Tuesday, May 19, 2009

WATER, WATER EVERYWHERE.....

.....but none in the house. At this writing I have no well line, no plumbing. For weeks I've been trying to get the plumber out to WSSP and get a well driller lined up. As with many aspects of this house, I had no idea how difficult this could be. On the outside we're surrounded by water. Springs dot the hillside. A runoff stream empties into The Shingle Creek across the road. And every time it rains a little more real estate washes into the road. Oh, the plumber's wife has to have open heart surgery, while no well driller will touch the job. "Wires are too close." "Slope is too much." "Can't have that runoff going into the creek." "You're looking at $10,000...at least." It's back to the spring. And wait for the plumber's wife's surgery.
In the mean time, Al and I have put on the stairs off the porch and cut in the little loft windows. From the exterior the place looks amazing. But aside from electric and woodstove, we have no systems. The septic has cleared, but has yet to be tested. There's still more "earth art" to be done. I want to catch a couple of small springs with cisterns for the garden and put in more curtain drain. We are literally carving up the property in an attempt to divert the water away from the house. So far it seems to be working. I just got off the phone with the excavator. He says maybe Friday.

Monday, May 18, 2009

BUYER BEWARE

The first engineer I called about doing a site plan for the property said that. "Buyer beware." he monotoned. He said it was impossible on a less than a half acre lot to engineer well and septic. He said I'd bought a worthless piece of property. That was unacceptable. Needless to say I did not hire that engineer. The next engineer, who did do the plans wasn't much more encouraging. And he cost $2500. Almost from day one I knew this could be a terrible mistake. Not only did I drop 30k, over the past two years I have poured my, and now Samm's money into this project. Not to mention a lot of sweat equity.
The next stop was the NY State Board of Health. The man there was more encouraging. He gave me some key phrases. "Upgrading existing systems." he said with a wink. I told him a cold water spring line came in the kitchen..."That's your well!" he said cutting me off gleefully. I told him the septic was still a mystery. He didn't seem that concerned. "We like to work with people." He smiled, shook my hand and showed me the door. I went forward.

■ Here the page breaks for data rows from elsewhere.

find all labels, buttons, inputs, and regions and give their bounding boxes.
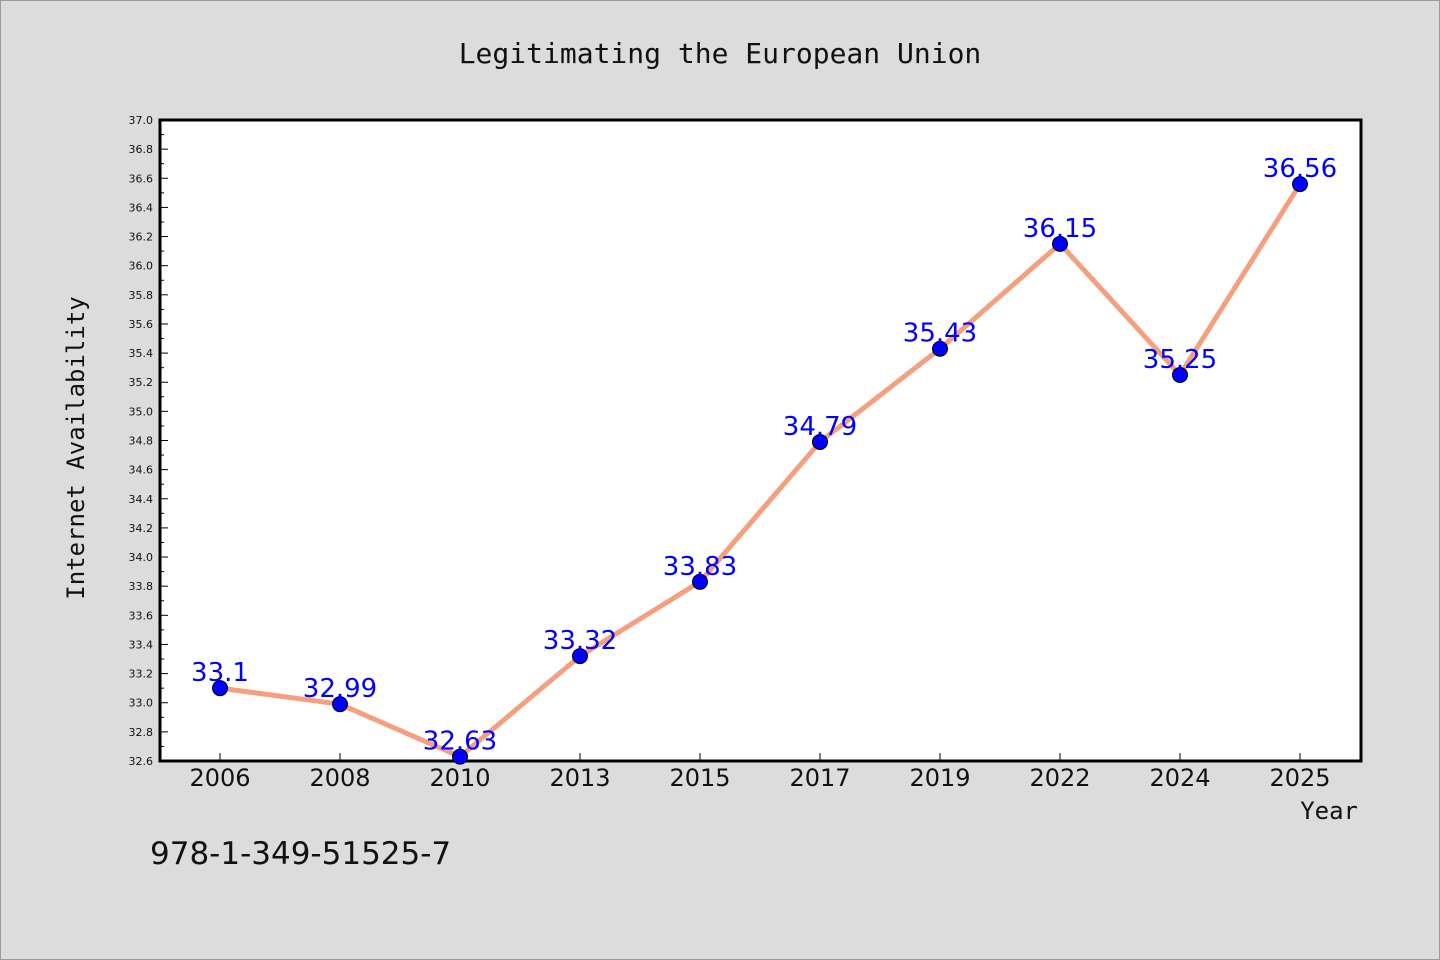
y-tick-label: 35.2 (129, 376, 154, 389)
data-label: 36.56 (1263, 154, 1337, 184)
y-tick-label: 34.0 (129, 551, 154, 564)
x-axis: 2006 2008 2010 2013 2015 2017 2019 2022 2024 2025 (189, 753, 1331, 792)
y-tick-label: 33.8 (129, 580, 154, 593)
data-label: 33.83 (663, 552, 737, 582)
data-point (212, 680, 228, 697)
footnote-isbn: 978-1-349-51525-7 (150, 836, 451, 872)
x-tick-label: 2008 (309, 764, 370, 792)
y-tick-label: 34.6 (129, 464, 154, 477)
y-tick-label: 34.4 (129, 493, 154, 506)
y-tick-label: 36.8 (129, 143, 154, 156)
x-tick-label: 2006 (189, 764, 250, 792)
y-tick-label: 37.0 (129, 114, 154, 127)
data-label: 32.99 (303, 674, 377, 704)
y-tick-label: 36.6 (129, 172, 154, 185)
y-tick-label: 35.4 (129, 347, 154, 360)
x-tick-label: 2022 (1029, 764, 1090, 792)
data-point (332, 696, 348, 713)
x-tick-label: 2019 (909, 764, 970, 792)
data-label: 35.43 (903, 319, 977, 349)
data-label: 35.25 (1143, 345, 1217, 375)
y-tick-label: 33.4 (129, 638, 154, 651)
y-tick-label: 34.8 (129, 435, 154, 448)
chart-title: Legitimating the European Union (459, 37, 982, 70)
plot-area (158, 118, 1363, 763)
x-tick-label: 2015 (669, 764, 730, 792)
y-tick-label: 32.6 (129, 755, 154, 768)
y-tick-label: 36.0 (129, 260, 154, 273)
y-tick-label: 34.2 (129, 522, 154, 535)
y-tick-label: 35.6 (129, 318, 154, 331)
data-point (452, 748, 468, 765)
data-point (692, 573, 708, 590)
data-point (812, 433, 828, 450)
x-tick-label: 2013 (549, 764, 610, 792)
data-label: 33.32 (543, 626, 617, 656)
data-label: 32.63 (423, 727, 497, 757)
y-tick-label: 35.0 (129, 405, 154, 418)
series-layer (212, 176, 1308, 765)
y-tick-label: 35.8 (129, 289, 154, 302)
y-axis-label: Internet Availability (62, 296, 90, 599)
data-label: 34.79 (783, 412, 857, 442)
data-labels: 33.1 32.99 32.63 33.32 33.83 34.79 35.43 36.15 3… (191, 154, 1337, 757)
data-point (572, 648, 588, 665)
series-line (217, 181, 1303, 760)
x-axis-label: Year (1300, 797, 1358, 825)
y-tick-label: 36.4 (129, 201, 154, 214)
data-label: 36.15 (1023, 214, 1097, 244)
x-tick-label: 2010 (429, 764, 490, 792)
x-tick-label: 2017 (789, 764, 850, 792)
data-point (1052, 235, 1068, 252)
x-tick-label: 2024 (1149, 764, 1210, 792)
data-label: 33.1 (191, 658, 249, 688)
y-tick-label: 33.6 (129, 609, 154, 622)
y-tick-label: 32.8 (129, 726, 154, 739)
data-point (1292, 176, 1308, 193)
y-tick-label: 33.2 (129, 668, 154, 681)
y-tick-label: 33.0 (129, 697, 154, 710)
data-point (1172, 366, 1188, 383)
y-axis: 32.6 32.8 33.0 33.2 33.4 33.6 33.8 34.0 34.2 34.4… (129, 114, 168, 768)
x-tick-label: 2025 (1269, 764, 1330, 792)
data-point (932, 340, 948, 357)
y-tick-label: 36.2 (129, 231, 154, 244)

Looking back on this now, maybe I should've eaten the $30,000 and moved on. Naw.

-MO

Sunday, May 17, 2009

IN THE BEGINNING

The project started with the purchase of 192 Midway Road White Sulfur Springs, NY. I bid $24,500 for the property. The winning bid was $30,000. But when that bidder failed to come up with the 20% required by the auction house, the property went to the next highest bid- me. With back taxes and fees, it came to about $30,000. This is what it looked like at time of purchase. It looks much different today. This blog will try to document this ongoing collaborative project between Samm Kunce and myself.